"Meanwhile, Lebanon sought support from fellow Arabs at an emergency session of foreign ministers in Cairo on Saturday. But sharp rifts erupted as moderate Arab states denounced Hezbollah for starting the conflict.
Saudi Foreign Minister Saud al-Faisal called the group's actions 'unexpected, inappropriate and irresponsible,' telling his counterparts: 'These acts will pull the whole region back to years ago, and we cannot simply accept them.'
Supporting his stance were representatives of Egypt, Jordan, Kuwait, Iraq, the Palestinian Authority, the United Arab Emirates and Bahrain, delegates said, speaking on condition of anonymity because of the sensitivity of the talks.
Another camp, led by Syria, defended Hezbollah as carrying out 'legitimate acts in line with international resolutions and the U.N. charter, as acts of resistance,' delegates said."
* * *
Is this report accurate? The Palestine and Iraq delegations aligned with the Saudi, Egyptian, and Jordanian regimes in condemning Hezbollah?
The Palestinian foreign minister is Mahmoud al-Zahar, a senior Hamas leader. If the Palestinian representative had been appointed by the President rather than the PA government, I'd have better understood his stance, given how far removed from its own mass base and opposed to Hamas and the rest of the Islamist bloc Abbas and the Fatah leadership is. But a Hamas minister condemning Hezbollah?
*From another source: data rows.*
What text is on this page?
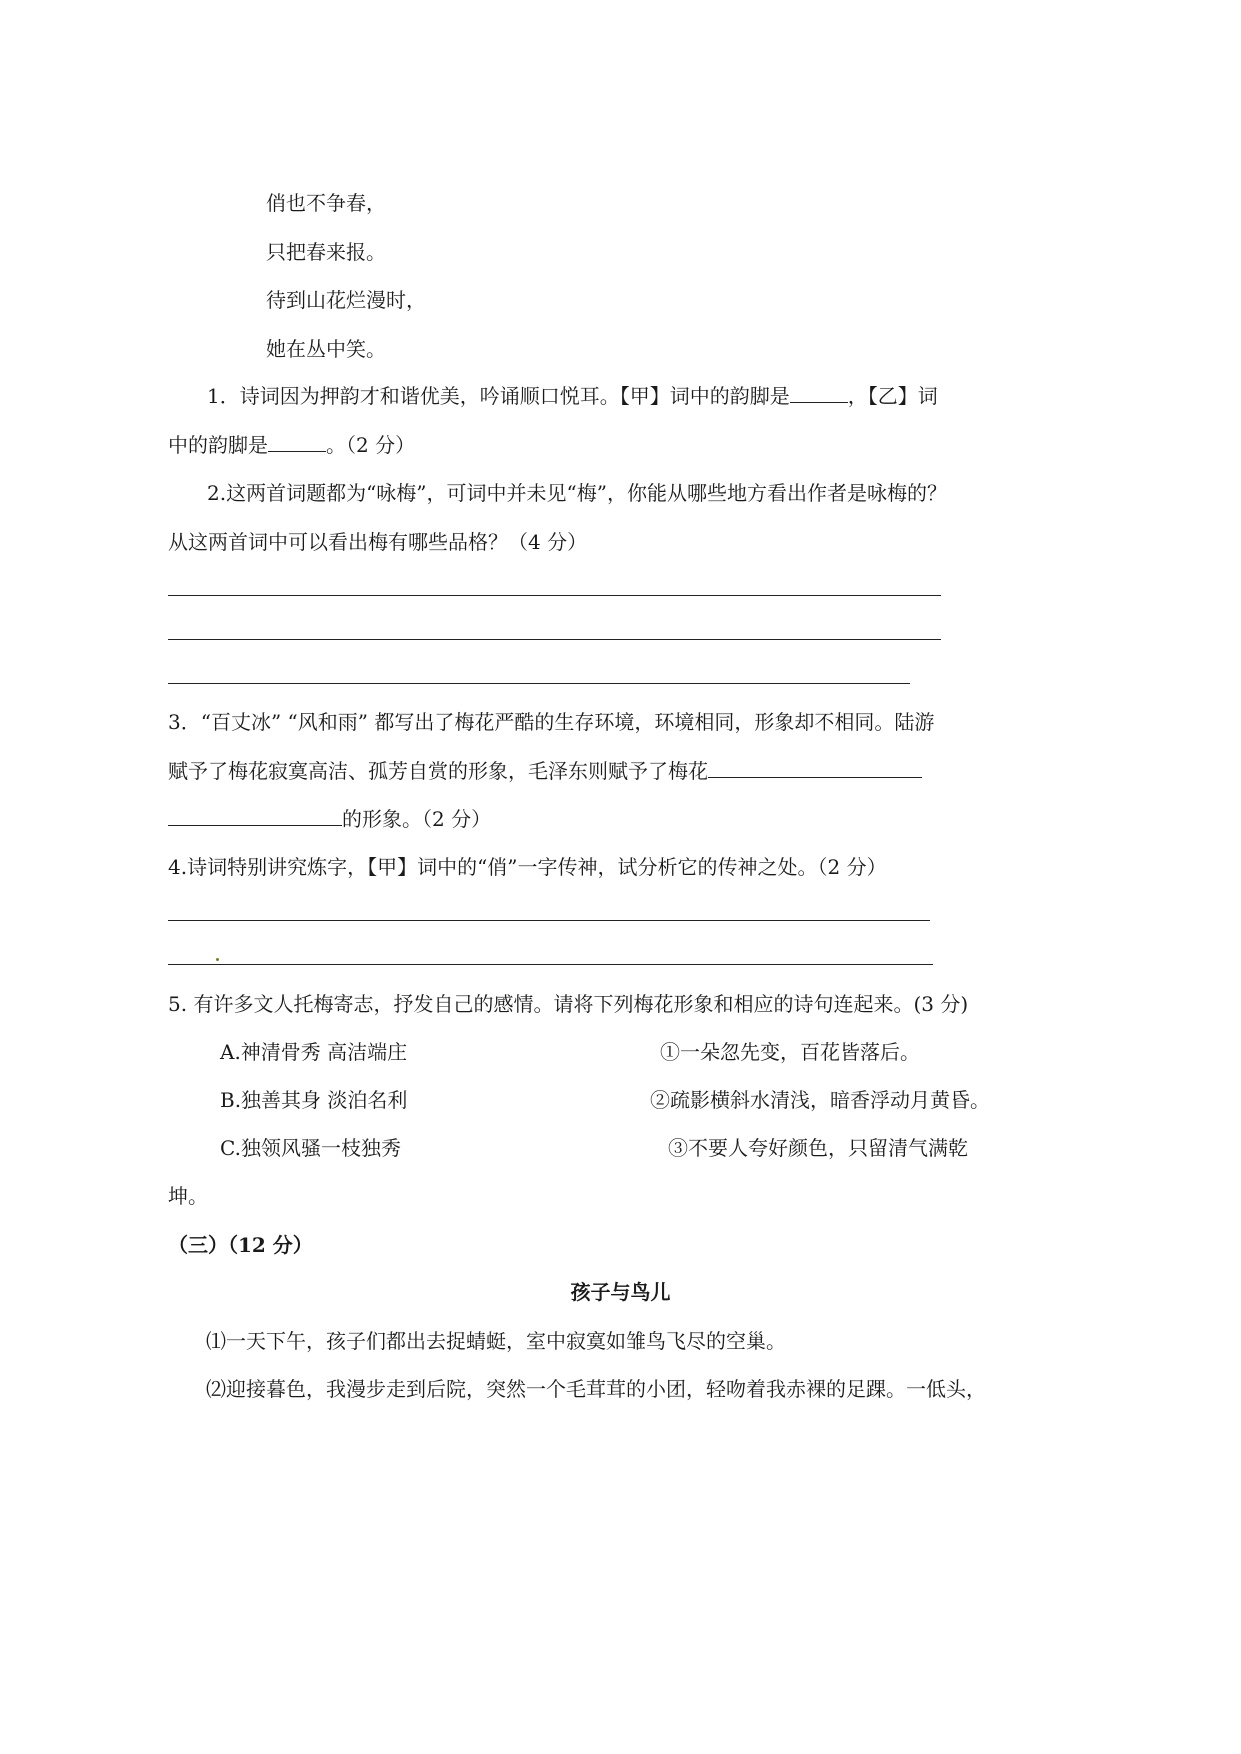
俏也不争春，
只把春来报。
待到山花烂漫时，
她在丛中笑。
1．诗词因为押韵才和谐优美，吟诵顺口悦耳。【甲】词中的韵脚是	，【乙】词
中的韵脚是	。（2 分）
2.这两首词题都为“咏梅”，可词中并未见“梅”，你能从哪些地方看出作者是咏梅的？
从这两首词中可以看出梅有哪些品格？（4 分）
3．“百丈冰” “风和雨” 都写出了梅花严酷的生存环境，环境相同，形象却不相同。陆游
赋予了梅花寂寞高洁、孤芳自赏的形象，毛泽东则赋予了梅花
的形象。（2 分）
4.诗词特别讲究炼字，【甲】词中的“俏”一字传神，试分析它的传神之处。（2 分）
5. 有许多文人托梅寄志，抒发自己的感情。请将下列梅花形象和相应的诗句连起来。(3 分)
A.神清骨秀 高洁端庄	①一朵忽先变，百花皆落后。
B.独善其身 淡泊名利	②疏影横斜水清浅，暗香浮动月黄昏。
C.独领风骚一枝独秀	③不要人夸好颜色，只留清气满乾
坤。
（三）（12 分）
孩子与鸟儿
⑴一天下午，孩子们都出去捉蜻蜓，室中寂寞如雏鸟飞尽的空巢。
⑵迎接暮色，我漫步走到后院，突然一个毛茸茸的小团，轻吻着我赤裸的足踝。一低头，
The Iraqi government, of course, is sponsored by the US and welcomes its military assistance against the Sunni insurgents, and it's foreign minister is a Kurd, so on the surface it's position doesn't seem unusual. But the government is still nevertheless dominated by Iraq's Shia parties (Sadrists, SCIRI, Dawa), all with close ties to Iran, and I'd have thought this would have counted for something, perhaps at least abstention, given the conflicting pressures on the Shia leaders. There has had to have been a more than a little consultation between the Iraqi Shia parties and between them and the Iranians preceding this meeting, no?
Anyone know more about it and, especially, about the stance taken by the Palestinians? And, in relation to Iraq, about Sadr's role in particular? He's hinted the Mahdi Army might attack US troops, with whom they've recently again been skirmishing, as a result of the Israeli aggression, so it's hard to see how the stance of the Iraqi government, to which the Sadrists belong, could sit well with him.